The information around the charges has been released under the Official Information Act.

As of August 21, the charges have seen 14 prosecutions, 10 Youth Court referrals and nine warnings.

4. South Australian woman ‘killed by backyard rooster’.

An elderly woman bled to death after she was attacked by a rooster while collecting eggs on her rural South Australian property, a forensics expert says.

An autopsy on the 76-year-old found the bird pecked at her lower left leg, causing her to haemorrhage, collapse and eventually die.

Adelaide University forensics expert Professor Roger Byard’s study of the case is published in the August edition of international journal Forensic Science, Medicine and Pathology.
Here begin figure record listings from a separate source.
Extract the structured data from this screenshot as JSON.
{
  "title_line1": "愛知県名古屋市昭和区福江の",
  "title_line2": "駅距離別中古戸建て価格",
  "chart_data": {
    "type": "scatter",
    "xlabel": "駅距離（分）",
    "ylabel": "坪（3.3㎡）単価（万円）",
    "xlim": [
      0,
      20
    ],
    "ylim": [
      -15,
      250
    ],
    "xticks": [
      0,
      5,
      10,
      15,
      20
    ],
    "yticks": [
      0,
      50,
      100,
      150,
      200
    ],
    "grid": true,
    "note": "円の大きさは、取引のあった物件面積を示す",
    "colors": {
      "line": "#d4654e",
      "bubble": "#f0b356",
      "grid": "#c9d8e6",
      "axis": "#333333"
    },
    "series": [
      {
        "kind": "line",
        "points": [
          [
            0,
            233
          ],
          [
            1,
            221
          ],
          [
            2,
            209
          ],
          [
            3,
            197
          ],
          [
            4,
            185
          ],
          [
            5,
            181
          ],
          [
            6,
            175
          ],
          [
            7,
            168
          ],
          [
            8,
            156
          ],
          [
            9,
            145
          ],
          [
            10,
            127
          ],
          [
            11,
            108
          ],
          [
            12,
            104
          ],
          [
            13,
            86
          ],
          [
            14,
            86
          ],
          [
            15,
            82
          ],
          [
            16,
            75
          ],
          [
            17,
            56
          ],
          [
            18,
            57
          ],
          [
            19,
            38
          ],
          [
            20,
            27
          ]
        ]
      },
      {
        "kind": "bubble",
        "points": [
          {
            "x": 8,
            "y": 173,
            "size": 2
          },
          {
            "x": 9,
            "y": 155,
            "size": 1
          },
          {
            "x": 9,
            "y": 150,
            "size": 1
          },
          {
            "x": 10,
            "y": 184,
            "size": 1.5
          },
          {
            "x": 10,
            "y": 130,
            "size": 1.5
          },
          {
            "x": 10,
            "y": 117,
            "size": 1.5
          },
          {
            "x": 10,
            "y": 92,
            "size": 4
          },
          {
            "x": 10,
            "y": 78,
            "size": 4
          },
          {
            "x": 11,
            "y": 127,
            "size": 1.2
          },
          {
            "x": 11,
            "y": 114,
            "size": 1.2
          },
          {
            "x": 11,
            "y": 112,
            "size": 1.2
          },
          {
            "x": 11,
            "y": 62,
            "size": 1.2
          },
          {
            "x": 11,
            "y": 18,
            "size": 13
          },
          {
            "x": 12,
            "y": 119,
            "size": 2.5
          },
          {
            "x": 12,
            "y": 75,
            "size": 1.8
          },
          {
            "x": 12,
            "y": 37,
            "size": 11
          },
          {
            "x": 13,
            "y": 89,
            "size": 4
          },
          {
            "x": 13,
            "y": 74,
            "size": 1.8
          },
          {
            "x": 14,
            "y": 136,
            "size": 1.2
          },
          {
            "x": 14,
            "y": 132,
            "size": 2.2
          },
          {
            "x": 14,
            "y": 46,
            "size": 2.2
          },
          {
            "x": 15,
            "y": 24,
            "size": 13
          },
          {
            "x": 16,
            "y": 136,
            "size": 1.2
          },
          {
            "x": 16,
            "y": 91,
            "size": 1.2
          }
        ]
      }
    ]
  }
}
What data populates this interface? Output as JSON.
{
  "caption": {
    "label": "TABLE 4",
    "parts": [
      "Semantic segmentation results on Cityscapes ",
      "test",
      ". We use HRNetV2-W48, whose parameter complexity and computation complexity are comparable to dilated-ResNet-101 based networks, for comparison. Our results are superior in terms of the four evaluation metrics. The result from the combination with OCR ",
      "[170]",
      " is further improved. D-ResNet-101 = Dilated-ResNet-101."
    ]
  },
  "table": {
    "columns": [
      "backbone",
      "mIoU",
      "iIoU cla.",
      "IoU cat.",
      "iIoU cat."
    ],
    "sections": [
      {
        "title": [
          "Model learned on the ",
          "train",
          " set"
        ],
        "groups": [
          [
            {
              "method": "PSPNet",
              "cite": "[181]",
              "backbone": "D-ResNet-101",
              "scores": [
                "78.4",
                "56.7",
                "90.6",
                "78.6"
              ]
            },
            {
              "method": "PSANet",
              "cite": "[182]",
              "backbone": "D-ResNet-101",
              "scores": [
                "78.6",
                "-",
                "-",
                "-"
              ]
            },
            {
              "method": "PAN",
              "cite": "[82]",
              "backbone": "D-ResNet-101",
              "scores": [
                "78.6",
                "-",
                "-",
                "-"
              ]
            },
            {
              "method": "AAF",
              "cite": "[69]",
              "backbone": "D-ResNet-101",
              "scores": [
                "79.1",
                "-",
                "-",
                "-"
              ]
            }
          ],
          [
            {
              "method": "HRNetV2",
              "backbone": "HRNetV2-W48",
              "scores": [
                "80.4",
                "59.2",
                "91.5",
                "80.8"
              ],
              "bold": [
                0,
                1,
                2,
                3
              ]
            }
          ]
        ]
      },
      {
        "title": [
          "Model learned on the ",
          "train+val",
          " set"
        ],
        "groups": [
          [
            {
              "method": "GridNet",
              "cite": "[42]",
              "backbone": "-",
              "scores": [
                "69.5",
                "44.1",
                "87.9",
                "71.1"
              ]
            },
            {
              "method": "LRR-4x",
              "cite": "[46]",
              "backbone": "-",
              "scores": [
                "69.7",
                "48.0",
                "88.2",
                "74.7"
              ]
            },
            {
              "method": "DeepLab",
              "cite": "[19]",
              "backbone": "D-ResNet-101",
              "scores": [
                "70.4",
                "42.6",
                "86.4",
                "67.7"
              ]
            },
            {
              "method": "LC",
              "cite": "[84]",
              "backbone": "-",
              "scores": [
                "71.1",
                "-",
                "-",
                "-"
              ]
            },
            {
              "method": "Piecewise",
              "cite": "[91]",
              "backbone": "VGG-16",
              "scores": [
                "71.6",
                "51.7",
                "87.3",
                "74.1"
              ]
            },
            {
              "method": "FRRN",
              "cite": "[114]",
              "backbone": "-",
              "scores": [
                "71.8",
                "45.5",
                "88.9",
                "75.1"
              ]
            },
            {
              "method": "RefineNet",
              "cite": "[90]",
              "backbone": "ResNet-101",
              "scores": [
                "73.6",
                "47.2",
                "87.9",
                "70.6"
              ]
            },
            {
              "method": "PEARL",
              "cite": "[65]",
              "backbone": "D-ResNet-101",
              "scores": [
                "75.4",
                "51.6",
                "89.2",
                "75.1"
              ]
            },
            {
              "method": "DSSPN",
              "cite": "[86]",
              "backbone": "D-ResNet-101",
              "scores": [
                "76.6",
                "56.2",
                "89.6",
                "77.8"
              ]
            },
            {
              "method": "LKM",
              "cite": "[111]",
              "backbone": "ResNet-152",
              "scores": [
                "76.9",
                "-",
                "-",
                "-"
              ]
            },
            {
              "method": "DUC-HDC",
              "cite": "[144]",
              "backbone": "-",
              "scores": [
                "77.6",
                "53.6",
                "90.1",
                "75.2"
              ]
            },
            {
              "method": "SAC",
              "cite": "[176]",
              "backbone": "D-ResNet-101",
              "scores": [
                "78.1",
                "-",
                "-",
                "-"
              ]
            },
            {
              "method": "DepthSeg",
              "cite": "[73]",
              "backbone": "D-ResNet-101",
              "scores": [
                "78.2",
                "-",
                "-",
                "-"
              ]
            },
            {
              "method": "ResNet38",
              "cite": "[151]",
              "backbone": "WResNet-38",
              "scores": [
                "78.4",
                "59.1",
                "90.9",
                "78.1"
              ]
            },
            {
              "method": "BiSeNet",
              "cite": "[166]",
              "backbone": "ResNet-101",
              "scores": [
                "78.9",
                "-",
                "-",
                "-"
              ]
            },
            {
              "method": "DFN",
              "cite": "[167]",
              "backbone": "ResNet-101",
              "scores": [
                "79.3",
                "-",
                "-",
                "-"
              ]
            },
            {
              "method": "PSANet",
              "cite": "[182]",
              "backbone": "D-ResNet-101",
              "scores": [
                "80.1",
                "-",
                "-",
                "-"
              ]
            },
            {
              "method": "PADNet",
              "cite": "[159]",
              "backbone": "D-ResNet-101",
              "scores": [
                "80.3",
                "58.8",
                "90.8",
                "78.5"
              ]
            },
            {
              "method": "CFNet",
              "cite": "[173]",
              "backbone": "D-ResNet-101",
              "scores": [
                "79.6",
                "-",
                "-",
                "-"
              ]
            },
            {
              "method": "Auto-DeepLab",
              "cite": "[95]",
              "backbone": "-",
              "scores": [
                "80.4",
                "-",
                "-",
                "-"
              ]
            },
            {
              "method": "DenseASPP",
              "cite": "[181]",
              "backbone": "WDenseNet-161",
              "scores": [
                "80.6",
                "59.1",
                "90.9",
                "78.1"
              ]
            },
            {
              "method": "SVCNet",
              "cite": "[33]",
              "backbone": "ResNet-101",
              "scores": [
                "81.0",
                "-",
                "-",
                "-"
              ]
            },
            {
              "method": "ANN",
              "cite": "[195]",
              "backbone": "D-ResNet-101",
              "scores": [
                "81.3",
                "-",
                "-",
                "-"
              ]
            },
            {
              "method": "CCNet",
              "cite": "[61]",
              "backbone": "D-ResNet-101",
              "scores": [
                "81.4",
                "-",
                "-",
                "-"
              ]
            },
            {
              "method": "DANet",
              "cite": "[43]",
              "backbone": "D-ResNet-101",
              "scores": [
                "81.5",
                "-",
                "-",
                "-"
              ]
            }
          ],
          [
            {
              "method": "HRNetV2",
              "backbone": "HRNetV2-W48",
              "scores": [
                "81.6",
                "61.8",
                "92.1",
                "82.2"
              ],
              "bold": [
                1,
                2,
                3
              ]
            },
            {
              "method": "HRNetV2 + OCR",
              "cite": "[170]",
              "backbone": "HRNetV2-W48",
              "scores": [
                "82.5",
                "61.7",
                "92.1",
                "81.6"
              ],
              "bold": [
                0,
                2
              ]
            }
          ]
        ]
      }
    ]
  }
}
Professor Byard, who co-authored his article with Judith Fronczek, said just two small lacerations were found, but the woman had a history of medical issues including hypertension, diabetes and varicose veins.

He said her death should serve as a warning of the potential dangers of animals for people with vascular issues.

“This case demonstrates that even relatively small domestic animals may be able to inflict lethal injuries in individuals if there are specific vascular vulnerabilities,” the article reads.


5. Ash Barty regains world No.1 ranking.

Ashleigh Barty is poised to crown her phenomenal season by becoming the first Australian woman to ever top the year-ending tennis rankings.

Barty will officially regain the world No.1 spot on Monday following Naomi Osaka’s fourth-round US Open loss to Belinda Bencic.

And the 23-year-old French Open champion is a hot favourite to finish 2019 as No.1 having not only built a healthy rankings lead over her rivals but also having significantly fewer points to defend over the last two months of the season.

Realistically, only Karolina Pliskova can catch Barty, but it will take a huge effort from the Czech to do so.

Barty will enter the Asian swing with a 376-point lead over Pliskova and with 372 rankings points less to defend.

Osaka will slip to No.3 in the world after the US Open and will trail Barty by 1655 points with 45 more points to defend.

That leaves the Japan’s reigning Australian Open champion with less than no hope of ending the season as No.1 for a second straight year.

Barty held the top spot for nine weeks after clinching her third title of the season in Birmingham the week before Wimbledon amid a 15-match winning streak highlighted by her grand slam breakthrough in Paris.

Evonne Goolagong Cawley is the only other Australian woman to have the No.1 ranking, for two weeks in 1976.

Barty said “it would be incredible” to join Lleyton Hewitt (2001 and 2002) as only the second Aussie to enjoy the year-end top status since women’s rankings were introduced in 1975 and men’s in 1973.

“I don’t know what I would need to do to get there. I haven’t really sat down and done the maths or anything like that,” Barty said in New York.

“But I have had my schedule planned for the last part of the year for the last few months, so that certainly won’t change.”

Barty’s climb to the summit has been built on consistency.

The Queenslander has won an equal-tour-best 45 wins in 2019 and lost only 11 matches in 12 months since last year’s US Open.

Osaka, 21, lost her grip on top spot with a 7-5 6-4 loss to Swiss Belinda Bencic on Monday.

The defeat marked the end of a 17-match winning streak at hardcourt majors.

While Barty and Osaka each won one slam in 2019, Osaka suffered a third-round exit at Roland Garros and was ousted from Wimbledon in round one.

As well as her French Open triumph, Barty was a quarter-finalist in Melbourne and reached the fourth round at both Wimbledon and Flushing Meadows.